Mining is not just a way to ensure the initial distribution of bitcoins. It happens that coins have been distributed through mining, because it was easy and useful to do it this way, so this might be a bit misleading, but mining will remain essential even after all the bitcoins (~21MBTC) have been distributed.
Mining has not been designed to distribute coins. It's exactly the opposite: coins are distributed to attract miners. The network needs them.
Mining is the core mechanism that makes Bitcoin possible.
The bitcoin block chain (i.e. transaction history) needs to be updated continuously. In effect, one block is added to the chain about every 10 minutes. Mining is the little miracle that allows trust in the network as a whole, without trusting any single participant¹. The idea is to add some artificial difficulty to block creation, so that only a few blocks are presented to the network for consideration (and for validity checking). This way, the network can choose which block will be accepted as the next reference, while nobody has full control on block creation.

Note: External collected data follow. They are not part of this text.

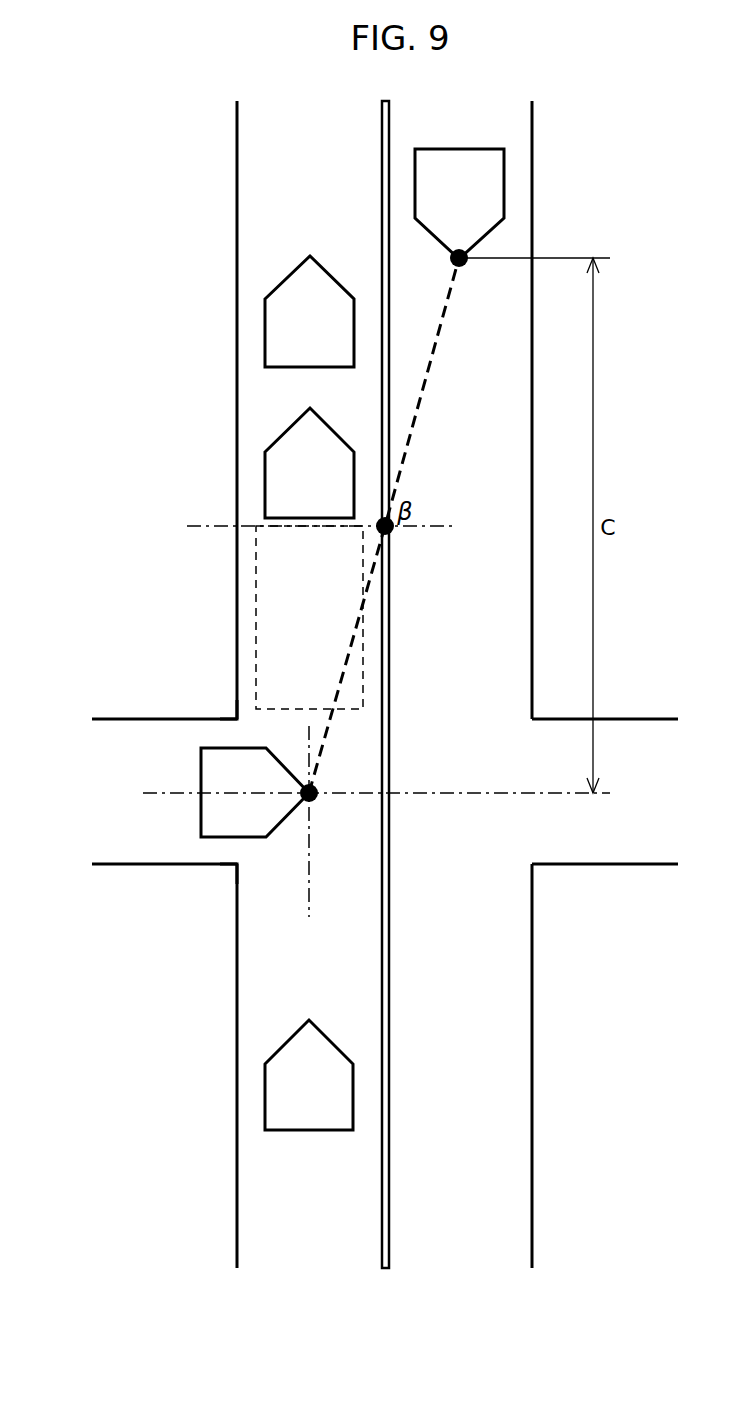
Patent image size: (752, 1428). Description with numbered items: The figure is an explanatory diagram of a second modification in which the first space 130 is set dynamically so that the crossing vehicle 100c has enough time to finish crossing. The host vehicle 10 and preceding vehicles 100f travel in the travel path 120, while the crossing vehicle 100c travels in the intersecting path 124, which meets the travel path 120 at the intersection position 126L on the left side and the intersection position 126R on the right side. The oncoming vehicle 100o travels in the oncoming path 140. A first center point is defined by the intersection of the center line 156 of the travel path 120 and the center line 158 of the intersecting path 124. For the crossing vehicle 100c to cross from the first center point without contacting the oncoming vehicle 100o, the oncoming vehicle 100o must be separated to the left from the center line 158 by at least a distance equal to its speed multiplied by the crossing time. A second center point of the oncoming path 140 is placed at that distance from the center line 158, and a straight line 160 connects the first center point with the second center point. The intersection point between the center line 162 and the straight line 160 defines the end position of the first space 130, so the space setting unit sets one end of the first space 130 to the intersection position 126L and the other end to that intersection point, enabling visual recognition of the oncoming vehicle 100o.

The host vehicle 10 is at (265, 1096).
The crossing vehicle 100c is at (201, 812).
The preceding vehicle 100f is at (265, 476).
The oncoming vehicle 100o is at (504, 177).
The travel path 120 is at (268, 1177).
The intersecting path 124 is at (125, 718).
The intersection position on the left side 126L is at (237, 718).
The intersection position on the right side 126R is at (237, 866).
The first space 130 is at (256, 586).
The oncoming path 140 is at (505, 988).
The center line of the travel path 156 is at (309, 888).
The center line of the intersecting path 158 is at (175, 790).
The straight line 160 is at (432, 368).
The center line 162 is at (389, 1172).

The hard work of miners that build those blocks must be compensated (hardware equipment and electricity are not cheap). A reward has therefore been included in newly created blocks. For now, the reward is constituted mostly by newly minted coins. But given that the mining process is essential to the bitcoin ecosystem, that reward must (and “hopefully” will) be replaced by fees, paid by transactors, when coin creation is going stop completely, in about 130 years.
—
1. Assuming no one has access to more than 50% of the total computation power of the network.